La conclusion de ce débat entre économistes était qu’on pouvait imaginer une taxe, mais que ce ne serait pas une bonne idée. Et ce, parce que cela pèserait davantage sur les classes travailleuses. Or, on a besoin de leur assentiment pour gagner le conflit. Les politiques de rationnement, c’est toujours des contraintes, ce n’est pas agréable. Donc il faut le maximum d’assentiment pour que ça fonctionne. Et l’assentiment, ça se gagne en étant très attentif à la justice sociale. Pour économiser l’énergie, la justice passe par le rationnement, c’est-à-dire un système de quotas — ce qui s’est appliqué durant la Seconde Guerre mondiale —, parce que c’est plus juste qu’un système où on augmente les prix.


Le rationnement est un mot qui évoque la Seconde Guerre mondiale. Faut-il qu’on se retrouve dans des situations aussi terribles pour que la société se remette à bouger et que l’État adopte une politique forte de gestion des consommations ?

J’aimerais bien qu’on puisse agir sur la sobriété hors crise. Et c’était l’intention de l’Ademe quand elle a publié en 2021 ses quatre scénarios de neutralité carbone avec une dose de sobriété. C’est sorti avant la campagne présidentielle de 2022, pour essayer de peser dans le débat. On peut constater que ça a très peu fonctionné. Ce serait bien qu’on puisse faire de la sobriété de façon volontaire, même quand on n’a pas le pistolet sur la tempe. Mais dans l’histoire, à chaque fois qu’on a vu des mesures importantes de sobriété, c’était en réaction à des crises.


En ce moment, on constate une accélération des choix politiques allant dans le sens inverse. L’Ademe risque d’être fortement affaiblie par le gouvernement. Non seulement il n’y a pas de politique de sobriété, mais on détruit des instruments qui pourraient être utiles pour y réfléchir. Qu’en pensez-vous ?

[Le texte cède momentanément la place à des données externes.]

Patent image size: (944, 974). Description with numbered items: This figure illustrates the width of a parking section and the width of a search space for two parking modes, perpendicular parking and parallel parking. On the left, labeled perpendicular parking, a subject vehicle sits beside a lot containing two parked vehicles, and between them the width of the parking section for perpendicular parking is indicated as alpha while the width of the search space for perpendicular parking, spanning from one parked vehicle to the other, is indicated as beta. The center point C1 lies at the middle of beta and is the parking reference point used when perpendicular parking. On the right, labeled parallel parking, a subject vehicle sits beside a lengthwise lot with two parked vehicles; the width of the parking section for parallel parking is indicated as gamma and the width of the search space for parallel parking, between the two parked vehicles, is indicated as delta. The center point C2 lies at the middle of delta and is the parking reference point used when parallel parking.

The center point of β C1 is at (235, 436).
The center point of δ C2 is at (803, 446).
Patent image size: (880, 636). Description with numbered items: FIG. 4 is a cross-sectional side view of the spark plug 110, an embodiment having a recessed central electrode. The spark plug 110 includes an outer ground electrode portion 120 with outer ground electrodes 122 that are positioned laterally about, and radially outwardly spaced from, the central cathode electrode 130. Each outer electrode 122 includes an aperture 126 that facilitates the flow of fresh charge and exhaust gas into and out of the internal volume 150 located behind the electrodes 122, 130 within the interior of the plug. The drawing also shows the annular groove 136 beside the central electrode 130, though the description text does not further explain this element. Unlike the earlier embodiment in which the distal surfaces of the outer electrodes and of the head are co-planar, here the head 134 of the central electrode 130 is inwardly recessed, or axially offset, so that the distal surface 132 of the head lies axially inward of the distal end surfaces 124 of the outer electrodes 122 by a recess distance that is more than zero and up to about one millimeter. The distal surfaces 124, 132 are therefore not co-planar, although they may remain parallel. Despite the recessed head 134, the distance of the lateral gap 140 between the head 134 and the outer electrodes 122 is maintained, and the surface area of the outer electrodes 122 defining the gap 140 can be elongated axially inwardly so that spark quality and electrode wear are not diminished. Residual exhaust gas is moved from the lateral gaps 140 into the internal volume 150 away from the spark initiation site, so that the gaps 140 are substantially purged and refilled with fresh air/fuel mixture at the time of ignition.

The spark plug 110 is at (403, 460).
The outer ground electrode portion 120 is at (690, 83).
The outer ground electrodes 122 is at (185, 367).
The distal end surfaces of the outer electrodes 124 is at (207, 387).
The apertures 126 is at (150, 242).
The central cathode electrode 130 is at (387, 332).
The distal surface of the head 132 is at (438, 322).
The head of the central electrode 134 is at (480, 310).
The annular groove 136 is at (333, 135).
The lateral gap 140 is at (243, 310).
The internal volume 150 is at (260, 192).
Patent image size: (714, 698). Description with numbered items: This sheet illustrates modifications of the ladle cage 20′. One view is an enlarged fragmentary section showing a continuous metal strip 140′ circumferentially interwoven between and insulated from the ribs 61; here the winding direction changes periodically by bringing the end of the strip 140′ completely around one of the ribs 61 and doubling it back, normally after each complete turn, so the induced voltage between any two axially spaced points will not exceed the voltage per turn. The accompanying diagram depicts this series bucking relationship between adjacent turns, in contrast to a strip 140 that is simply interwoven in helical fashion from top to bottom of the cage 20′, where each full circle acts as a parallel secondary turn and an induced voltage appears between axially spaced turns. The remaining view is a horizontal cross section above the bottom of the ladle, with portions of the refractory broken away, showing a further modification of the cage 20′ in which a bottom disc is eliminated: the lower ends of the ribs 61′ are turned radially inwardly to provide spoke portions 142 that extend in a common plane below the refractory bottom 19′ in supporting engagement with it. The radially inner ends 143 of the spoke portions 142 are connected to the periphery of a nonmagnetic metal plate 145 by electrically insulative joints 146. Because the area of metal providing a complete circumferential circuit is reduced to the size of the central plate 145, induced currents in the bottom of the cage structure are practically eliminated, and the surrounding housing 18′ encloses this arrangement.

C’est complètement dingue ! L’Ademe a été créée pour organiser la maîtrise de la consommation d’énergie et des déchets, ce sont des problèmes encore plus massifs maintenant qu’à l’époque de sa création. L’Office français de la biodiversité est aussi menacé. Il y a un conflit autour de l’écologie puisque prendre le sujet au sérieux, c’est montrer des inégalités très fortes qui existent et que les régler supposerait de faire des gagnants et des perdants.


Il faut cacher les instruments qui permettent de le montrer ?

On accumule une dette de conflit qui va exploser quand on ouvrira la boîte. On cumule les inégalités d’exposition aux pollutions, les inégalités de contribution au problème, et les inégalités de richesse. Et on essaye de lisser ça dans des sortes de projets communs, « La France unie pour tous ».... Je ne dis pas que le conflit en soi est bon, mais je pense qu’il est inévitable ; il y a un potentiel explosif autour de la question écologique.


Imaginez-vous une issue positive à la situation que l’on vient de décrire ?

La confiance dans les gouvernants est un ingrédient important du succès de politiques un peu fortes. Pour adopter des mesures qui prennent de front la question écologique et des inégalités associées, il faut une confiance dans les autorités politiques qui les mettent en œuvre. Et malheureusement, cela fait plusieurs décennies que la confiance dans l’univers politique s’érode. Les présidents perdent de plus en plus vite la confiance qu’ils acquièrent au moment de l’élection. Cet ingrédient essentiel pour imaginer des réorientations politiques qui se passent bien n’est malheureusement pas très présent.